Vice Chairman, Nippon Keidanren
Representative Director and President, Nippon Steel Corporation
It is April once again -- the season of the young and hopeful, readying themselves to take the first step forward in school and office with cherry blossoms coming into blooms. These days, while many talented young people bring exciting performances to the world of sports, go and shogi often make their way into the headlines as well, as more and more young people seem to be at a loss to find meaning in life, idling their time away. Problems with discipline at home and education at schools, and the situation is further compounded by the continued recession, an uncertain future, a prevailing sense of helplessness, and many other complications. Given all this, it's hard for young people to feel that a fulfilling life is waiting for them up ahead. But, here, as a small hint at a solution to such a situation, I would like to say that there are certainly some good things going on in the world of sports.
Mr. Shinzo Koizumi, when he was president of Keio University, said that, in sports, young people can find three treasures: the lesson learned early on that practice makes perfect, the spirit of fair play, and lifelong friends. Since I used to be a boy whose heart and soul were fully immersed in judo, I might have more of an inclination than most to feel empathy for the advantages of involvement in sports; however, as found in the old adage, "A sound mind in a sound body", the unquestionable importance of toughening young people in mind and body through hard training in sports might well be common to all ages in all countries.

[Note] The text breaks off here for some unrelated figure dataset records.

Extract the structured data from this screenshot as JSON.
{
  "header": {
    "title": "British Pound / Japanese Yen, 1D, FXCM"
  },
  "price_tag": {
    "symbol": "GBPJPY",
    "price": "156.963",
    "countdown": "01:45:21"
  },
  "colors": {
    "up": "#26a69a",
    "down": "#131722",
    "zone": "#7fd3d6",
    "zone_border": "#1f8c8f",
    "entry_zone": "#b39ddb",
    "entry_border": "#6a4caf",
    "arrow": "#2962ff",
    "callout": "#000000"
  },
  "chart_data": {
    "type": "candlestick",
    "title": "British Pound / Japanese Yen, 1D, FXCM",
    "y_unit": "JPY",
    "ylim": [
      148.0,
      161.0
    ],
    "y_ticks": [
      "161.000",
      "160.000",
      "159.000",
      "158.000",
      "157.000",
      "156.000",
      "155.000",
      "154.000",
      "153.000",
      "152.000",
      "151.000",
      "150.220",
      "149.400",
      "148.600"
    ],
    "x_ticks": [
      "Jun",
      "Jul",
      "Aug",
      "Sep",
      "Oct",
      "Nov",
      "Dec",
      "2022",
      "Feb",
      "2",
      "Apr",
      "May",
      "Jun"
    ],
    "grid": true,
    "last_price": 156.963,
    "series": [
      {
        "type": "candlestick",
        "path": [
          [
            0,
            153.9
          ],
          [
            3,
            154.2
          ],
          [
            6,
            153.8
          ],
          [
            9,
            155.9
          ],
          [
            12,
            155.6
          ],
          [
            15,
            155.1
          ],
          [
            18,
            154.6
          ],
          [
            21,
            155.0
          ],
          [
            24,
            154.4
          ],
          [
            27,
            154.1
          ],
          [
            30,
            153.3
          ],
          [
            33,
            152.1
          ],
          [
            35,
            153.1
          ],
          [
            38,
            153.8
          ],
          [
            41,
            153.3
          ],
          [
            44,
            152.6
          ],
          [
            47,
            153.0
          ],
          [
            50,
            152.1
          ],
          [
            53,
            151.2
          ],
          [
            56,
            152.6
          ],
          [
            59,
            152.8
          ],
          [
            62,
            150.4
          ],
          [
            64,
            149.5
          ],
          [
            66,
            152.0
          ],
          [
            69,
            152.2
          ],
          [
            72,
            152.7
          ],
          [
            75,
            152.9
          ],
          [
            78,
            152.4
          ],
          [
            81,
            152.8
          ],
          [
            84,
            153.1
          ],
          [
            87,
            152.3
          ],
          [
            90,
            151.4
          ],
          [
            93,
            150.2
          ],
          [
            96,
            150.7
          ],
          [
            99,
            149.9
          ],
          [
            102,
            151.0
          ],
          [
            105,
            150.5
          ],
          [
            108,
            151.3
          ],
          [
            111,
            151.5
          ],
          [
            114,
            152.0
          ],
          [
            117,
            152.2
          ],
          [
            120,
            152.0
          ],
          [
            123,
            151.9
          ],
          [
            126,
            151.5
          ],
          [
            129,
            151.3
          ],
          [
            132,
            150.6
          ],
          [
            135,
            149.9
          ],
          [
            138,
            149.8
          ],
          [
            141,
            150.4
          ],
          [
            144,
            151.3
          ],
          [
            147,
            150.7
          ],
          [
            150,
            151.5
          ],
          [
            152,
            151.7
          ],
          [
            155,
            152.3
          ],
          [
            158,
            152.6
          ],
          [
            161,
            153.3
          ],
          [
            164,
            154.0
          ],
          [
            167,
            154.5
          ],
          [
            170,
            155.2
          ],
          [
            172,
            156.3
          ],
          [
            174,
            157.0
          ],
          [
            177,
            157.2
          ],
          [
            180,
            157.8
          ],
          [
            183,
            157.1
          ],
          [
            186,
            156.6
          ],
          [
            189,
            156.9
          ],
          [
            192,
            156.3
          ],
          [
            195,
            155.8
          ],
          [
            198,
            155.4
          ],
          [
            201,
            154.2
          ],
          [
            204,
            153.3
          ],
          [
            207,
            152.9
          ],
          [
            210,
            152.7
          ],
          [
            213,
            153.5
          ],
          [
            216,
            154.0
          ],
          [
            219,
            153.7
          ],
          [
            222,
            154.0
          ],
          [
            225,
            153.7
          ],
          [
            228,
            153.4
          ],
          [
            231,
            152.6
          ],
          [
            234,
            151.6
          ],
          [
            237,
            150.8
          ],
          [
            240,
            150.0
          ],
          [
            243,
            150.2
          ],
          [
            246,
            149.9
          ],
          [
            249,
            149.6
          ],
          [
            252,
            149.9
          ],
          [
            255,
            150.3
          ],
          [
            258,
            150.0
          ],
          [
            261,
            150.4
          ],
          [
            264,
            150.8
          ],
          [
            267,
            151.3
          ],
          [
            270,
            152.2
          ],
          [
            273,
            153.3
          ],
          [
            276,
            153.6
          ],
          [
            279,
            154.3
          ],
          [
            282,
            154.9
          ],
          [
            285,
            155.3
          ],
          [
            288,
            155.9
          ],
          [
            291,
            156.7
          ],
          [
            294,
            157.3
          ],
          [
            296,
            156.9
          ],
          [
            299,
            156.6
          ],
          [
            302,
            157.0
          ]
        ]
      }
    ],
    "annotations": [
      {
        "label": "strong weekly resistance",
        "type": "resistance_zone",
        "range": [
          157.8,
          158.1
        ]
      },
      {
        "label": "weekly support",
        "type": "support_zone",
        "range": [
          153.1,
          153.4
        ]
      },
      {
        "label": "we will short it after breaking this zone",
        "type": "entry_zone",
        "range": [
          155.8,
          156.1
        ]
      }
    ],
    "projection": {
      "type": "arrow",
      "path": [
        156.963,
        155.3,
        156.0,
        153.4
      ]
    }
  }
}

In today's volatile society, in order to have a fulfilling life, it is necessary to possess flexibility with which to speedily respond to changes. At the same time, however, in my belief, it is also of overriding importance to have honest determination in the pursuit of one's aspirations and objectives, unperturbed by distracting changes taking place all around. This unwavering resolve will develop when people, while young, take part in sports and experience the hardships and joys of training with a single, definite purpose in mind and, in the process, learn that practice indeed makes perfect. This experience should become a remarkably treasured asset to them throughout life.
Naturally, some young people will be drawn to academic studies and others to artistic pursuits. In whichever way, the important thing in youth is to try and find something worth pursuing with purpose and passion. And I feel that for us, senior citizens, a necessary and responsible task will be to direct all our energies to building a society in which more opportunities will be made available to young people who, even after initial failures and setbacks, will still be open to challenge as many times as desired.
As I begin to view the cherry blossoms coming into full bloom again this year, I hope and pray that young people discover good fortune as they begin their start in life.